Given the concerns regarding software memory safety issues raised by
NSA,
White House Office of the National Cyber Director (ONCD) for C/C++ but also the fact that the recommendations regarding the use of other programming languages cannot be put into practice easily and immediately because the amount of C and C++ code written over the years is immense, the solution is to secure what we had now until we can move on to something else.
So let's build more secure ELF binaries and check what we're using.
I've talked about building in previous posts, but I've also talked a bit about how to test binaries using checksec (Bash script).
There is also the alternative
HardeningMeter (Python based) which I haven't used yet, I just read about it. The author says that checksec should be improved, so I started to better document myself about the development of checksec and to test the new versions.
After checking the test files (tests/binaries/output) from checksec with both applications, the conclusion is that HardeningMeter is the one that suffers from the lack of accuracy and I do not recommend its use.
That's how I found out that there is a
large rewrite in progress and it seems that things are moving.

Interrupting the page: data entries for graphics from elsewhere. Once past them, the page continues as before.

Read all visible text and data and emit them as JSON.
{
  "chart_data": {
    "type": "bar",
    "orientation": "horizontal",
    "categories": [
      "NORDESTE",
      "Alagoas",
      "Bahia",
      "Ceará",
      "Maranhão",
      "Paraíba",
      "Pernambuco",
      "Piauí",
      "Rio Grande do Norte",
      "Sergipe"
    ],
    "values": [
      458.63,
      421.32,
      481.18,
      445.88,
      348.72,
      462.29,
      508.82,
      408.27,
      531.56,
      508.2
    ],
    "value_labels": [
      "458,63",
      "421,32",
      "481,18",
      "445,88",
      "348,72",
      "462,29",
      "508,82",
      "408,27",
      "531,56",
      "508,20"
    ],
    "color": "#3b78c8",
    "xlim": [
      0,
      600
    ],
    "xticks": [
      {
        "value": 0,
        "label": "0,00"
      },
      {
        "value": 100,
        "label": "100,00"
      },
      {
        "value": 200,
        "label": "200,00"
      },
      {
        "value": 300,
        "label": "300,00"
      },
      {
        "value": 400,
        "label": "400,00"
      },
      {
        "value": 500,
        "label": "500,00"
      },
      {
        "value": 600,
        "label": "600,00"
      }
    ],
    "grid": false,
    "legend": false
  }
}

Checksec 2.7.0 was released last week and is already there checksec
2.7.1 tag with improved detection for Fortify source including tests for verification.
If someone wants/is curious to find out how Slackware compares to, for example, Ubuntu, you can download the checksec script from the 2.7.1 link and run it to check all running processes:
Code:
./checksec --proc-all
Red dominates in Slackware and green in Ubuntu.
Ubuntu 24.04 LTS (Noble Numbat) released, I will test it a bit.